The road turned from hard-packed dirt to a slick slurry that slid beneath the mare’s hooves. When Vale turned her off the road and into the waist-high grass, I was glad to be on more solid ground. The wall was finally in view, but we were galloping swiftly away from the grand iron gates. Vale angled the mare toward a dark, boggy area surrounded by cattails. An enormous pipe jutted from the earth like a fallen Tower of Pisa, broken and overgrown with moss and filth. I smelled it then—deep, old death soaking up through the ground. Even closer, jagged tombstones poked up from the sludge like black pegs of rotten teeth. No one but the richest families in Sang buried bodies anymore, thanks to the lack of land within the cities and the possibility of a funeral party being eaten by a troop of bludsquirrels. Cremation and pretty urns were the fashion. Not surprisingly, the graveyard was long abandoned, untended, and falling back into the earth.

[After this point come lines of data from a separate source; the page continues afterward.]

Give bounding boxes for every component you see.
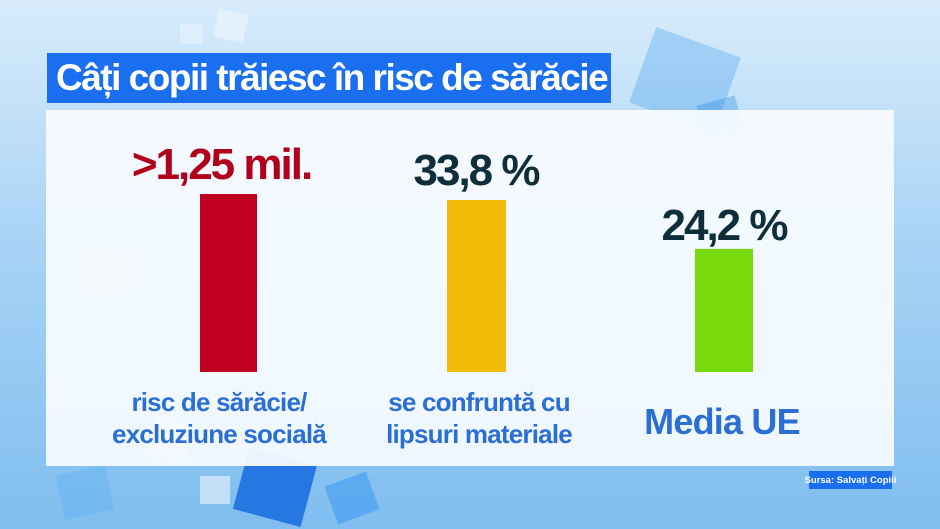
category-label-2-line-1: se confruntă cu (388, 387, 570, 417)
chart-title: Câți copii trăiesc în risc de sărăcie (47, 53, 611, 103)
category-label-1-line-2: excluziune socială (112, 419, 327, 449)
source-credit: Sursa: Salvați Copiii (805, 471, 896, 489)
bars-layer (200, 194, 753, 372)
value-label-2: 33,8 % (413, 146, 541, 195)
category-label-3-line-1: Media UE (644, 401, 800, 442)
category-label-2-line-2: lipsuri materiale (386, 419, 573, 449)
bar-3 (695, 248, 753, 372)
value-label-1: >1,25 mil. (131, 140, 313, 189)
chart-panel: >1,25 mil. 33,8 % 24,2 % risc de sărăcie… (46, 110, 894, 466)
category-label-2: se confruntă cu lipsuri materiale (364, 386, 594, 450)
bar-2 (447, 200, 506, 372)
value-label-3: 24,2 % (661, 201, 789, 250)
category-label-1: risc de sărăcie/ excluziune socială (94, 386, 344, 450)
category-label-3: Media UE (622, 402, 822, 442)
category-label-1-line-1: risc de sărăcie/ (131, 387, 307, 417)
bar-1 (200, 194, 257, 372)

So this was the door to the famous catacombs, the portal into the decaying underbelly of Franchia’s greatest city. The stories were true.
“Are you sure this is the path you wish to follow?” Vale asked, slowing the horse to a trot.
My teeth clacked as I jounced behind him, wrapping my aching thighs more tightly around the mare’s barrel belly and against the backs of his legs. I dashed away old tears and ran fingers under my eyes, hoping to clean up the kohl I’d smeared all over his back.
“Looks like fun. I’ve been needing a vacation.” In my mind, it sounded jaunty and brave, but it came out with a hitch that I couldn’t hold in. Poor Cherie. She had to be terrified, if she was in there. She hated being dirty.